Apple: Der Mac Pro ist Geschichte, kein Nachfolger geplant

Bild: Apple

Der Mac Pro ist Geschichte. Apple hat den Desktop-Mac global von der Website des Unternehmens entfernt und gegenüber US-Medien bestätigt, dass das Produkt eingestellt wurde und es keine Pläne für zukünftige Hardware gebe. Das bis zuletzt verfügbare Modelle hatte Apple 2019 noch mit Intel-Prozessoren eingeführt.

Im Mac-Bereich der Apple-Website reicht das Portfolio jetzt noch vom neuen MacBook Neo bis hoch zum Mac Studio. Der noch gestern kurzzeitig gelistete Mac Pro ist dort nicht mehr zu finden. Auch die im Rack montierbare Server-Edition des Mac Pro ist von der Website verschwunden. Nachdem dies zuerst mehreren Nutzern in sozialen Medien aufgefallen war, hat Apple auf Nachfrage mehrerer US-Medien die Einstellung des Produkts bestätigt, wie unter anderem 9to5mac berichtet. Apple hat den Mac Pro auch nicht offline genommen, um damit Platz für einen Nachfolger zu machen. Ganz im Gegenteil: Es gibt keine Pläne für zukünftige Mac-Pro-Hardware, bestätigt Apple.

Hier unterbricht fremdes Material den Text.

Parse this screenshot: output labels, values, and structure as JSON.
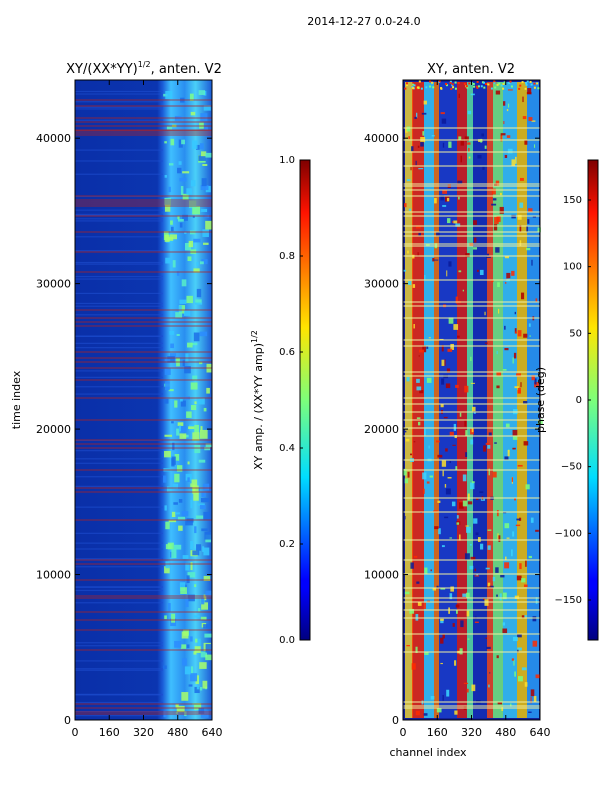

Einführung 2019 mit Intel Cascade Lake

Der bis zuletzt verfügbare Mac Pro war der Nachfolger der 2013 eingeführten „Tonne“, des zylindrischen Mac Pro, der bei Fans eines Desktop-Mac allerdings weniger gut ankam. Upgrades waren mühsam und das thermische Design stieß früh an Einschränkungen für neue Hardware. 2019 folgte die Rückkehr zu einem klassischen Tower, der sich wieder einfacher aufrüsten ließ. Zur Markteinführung im Dezember 2019 setzte Apple noch auf Intel-Prozessoren, genauer gesagt Cascade-Lake-CPUs aus der Serie Xeon W-3200, die sich mit bis zu 1,5 TB DDR4-RAM und maximal zwei AMD Radeon Pro W6900X kombinieren ließen.

Umstellung auf den Apple M2 Ultra

Apple Silicon spielte beim Mac Pro nur einmalig eine Rolle, als 2023 die Umstellung auf den M2 Ultra mit 24 CPU-Kernen, bis zu 76-Kern-GPU und maximal 192 GB LPDDR5-RAM erfolgte. Diese Ausführung stand bis zuletzt zum Verkauf, die neueren Apple-Silicon-Prozessoren der M3-, M4- oder aktuellen M5-Generation standen nie zur Auswahl.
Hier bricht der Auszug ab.